In the year 2035, Federal agent Gagano (Tadesse) makes plans to quit his job and open a joint pizerria/martial arts academy with his wife Malin (Gerda-Annette Allikas). Before he can quit, however, he must investigate an attack on the CIA’s virtual network Psychobook. Once entering the virtual environment Gagano is trapped inside, facing everything from insectoid aliens and a generic-label Batman to a stop-motion paper-masked Josef Stalin in his fight to break out.
There are two common factors in Llansó’s features to date. The first is an absolute embrace of surrealism and whimsy. The virtual Internet of Psychobook is rendered in a strange stop motion, which uses actual actors slowly moving their bodies frame by frame and whose online avatars are represented by cut-out paper masks of popular historical and Hollywood figures. Gagono’s journey through this hand-built Matrix is peppered with unexpected and strange encounters. He is hunted down by a black Batman, his famous logo pixellated to avoid any problems with Warner Bros or DC Comics. At one point Gagano’s escape is blocked by Japanese-styled alien insects firing laser guns. Design elements throughout the film, as well as many of its characters, are simply wonderfully – and charmingly – odd.
The second factor a clear and effective narrative. It would be very easy for a director to simply fill their film with irrational random nonsense, and pray the audience stays engaged through the sheer strangeness of it all. Indeed many directors have found critical success doing exactly that. Llansó, on the other hand, gives both Crumbs and Jesus clear and emotionally driven stories that have clear goals and obstacles, and make good use of their characters. It may be a a world of bizarre imagery and unexpected pop culture, but at its heart the audience knows what the protagonists are trying to do and are grounded enough to genuinely root for them. It is this structure pressed into each film that marks them out as genuine achievements, and not simply as self-indulgent diversions. It is the skeleton that allows the meat of the piece – the symbolism and character – to properly function as they would in a more conventional film.

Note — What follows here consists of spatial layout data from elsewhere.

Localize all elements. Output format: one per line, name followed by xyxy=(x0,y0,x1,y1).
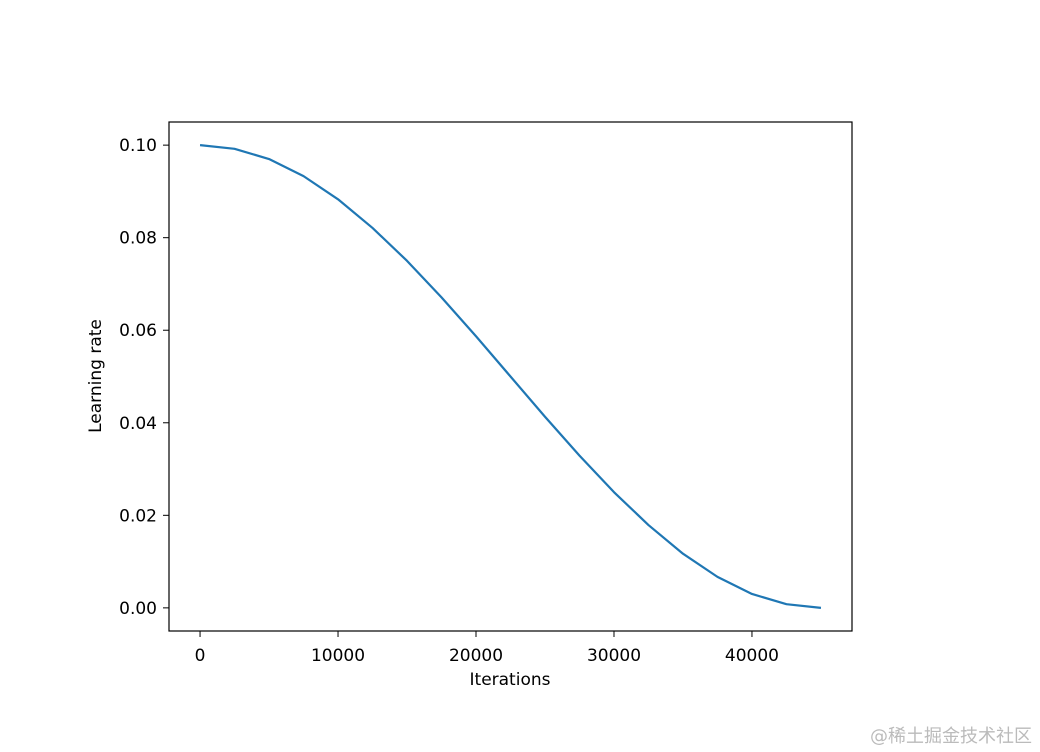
x-tick-label: 0 xyxy=(195,646,206,666)
y-tick-label: 0.00 xyxy=(119,599,157,619)
y-tick-label: 0.04 xyxy=(119,414,157,434)
line xyxy=(199,144,822,609)
y-tick-label: 0.02 xyxy=(119,506,157,526)
x-axis-label: Iterations xyxy=(470,670,551,690)
watermark: @稀土掘金技术社区 xyxy=(870,726,1032,747)
x-tick-label: 10000 xyxy=(311,646,365,666)
y-tick-label: 0.06 xyxy=(119,321,157,341)
x-tick-label: 40000 xyxy=(725,646,779,666)
x-tick-label: 20000 xyxy=(449,646,503,666)
y-axis-label: Learning rate xyxy=(86,319,106,433)
y-tick-label: 0.08 xyxy=(119,229,157,249)
y-tick-label: 0.10 xyxy=(119,136,157,156)
x-tick-label: 30000 xyxy=(587,646,641,666)
plot-frame xyxy=(168,121,853,632)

Daniel Tadesse is a wonderful and engaging actor. His physical disability is not hidden here, nor does the screenplay draw any attention to it. He simply inhabits his role and plays it very well. In many ways it marks the model on how performers with disability should be used in feature films: the production has clearly accommodated his needs, and he has been supported to create as realistic and normal character as anybody else’s. He and Gerda-Annette Allikas create a warm and heartfelt relationship that is easy with which to engage. Amusingly all of the actors in the film have been dubbed, giving it an oddly 1960s Italian feel that fits much of it’s cold war aesthetic.
Llansó may be something of an acquired taste. Those viewers willing and able to synch their expectations to this combination of the sentimental and the bizarre will have an absolute ball. Anyone looking for something genuinely original and weird should check this out. It may lack the immediate impact of Llansó’s earlier Crumbs, but it is in pretty much all other respects the superior film.